The next section of the hallway was devoted to the mollusks of New York state. I got really excited, because it meant I might be able to identify those two kinds of snails whose shells I find in the Harlem Meer. Here those are once more.

And so here are my best guesses for both of these. Chinese mystery snail (how appropriate!) and Three whorled ram’s horn. Check out the AMNH specimens.

They look pretty good to me, but I’m certainly no expert. In any case, I was completely thrilled to find this corridor and have a tentative answer to my question. Museums for the win!

On to other parts of AMNH. I just can’t stay away from the Hall of Biodiversity.


(There’s nothing here for scale, but I do see people sitting inside this shell quite often.)
This octopus hangs from the ceiling, and I sort of love how glowy this photo is.

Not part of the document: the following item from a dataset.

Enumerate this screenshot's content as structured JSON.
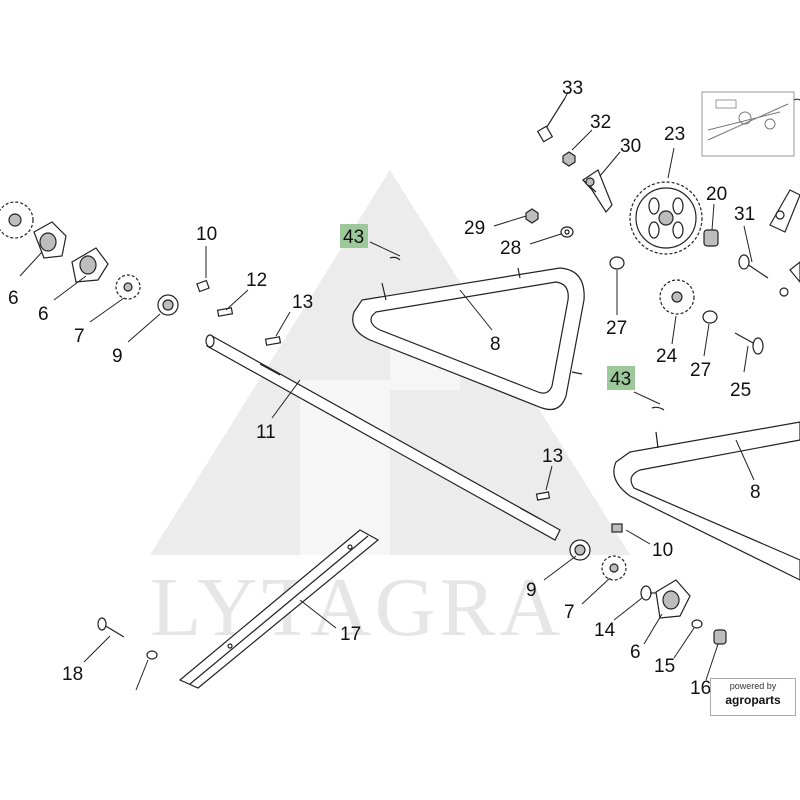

Of course, no trip to AMNH is complete without saying hello to the blue whale in the Millstein Hall of Ocean Life. When I first lived in New York City in 2002, the hall was closed for renovation. When they reopened it, there was a lot of fanfare– street banners saying “The whale is back!” and the like. I hadn’t seen the whale since I was but a wee girl on one of my family’s semiannual trips to the city. In my memory it was just the hugest thing I had ever seen. I was hesitant about going back, because it can be really disappointing to see something that awed you as a child and lose that sense of awe when you see that it’s nothing spectacular after all. Still, I couldn’t resist going back; AMNH has been such an incredible place for learning and making memories all my life. So, I went to see the whale. And you know what? It’s still just as awe inspiring as it was when I was 6. That’s how big blue whales are. It’ll be a banner day when I see one that’s not made of plaster.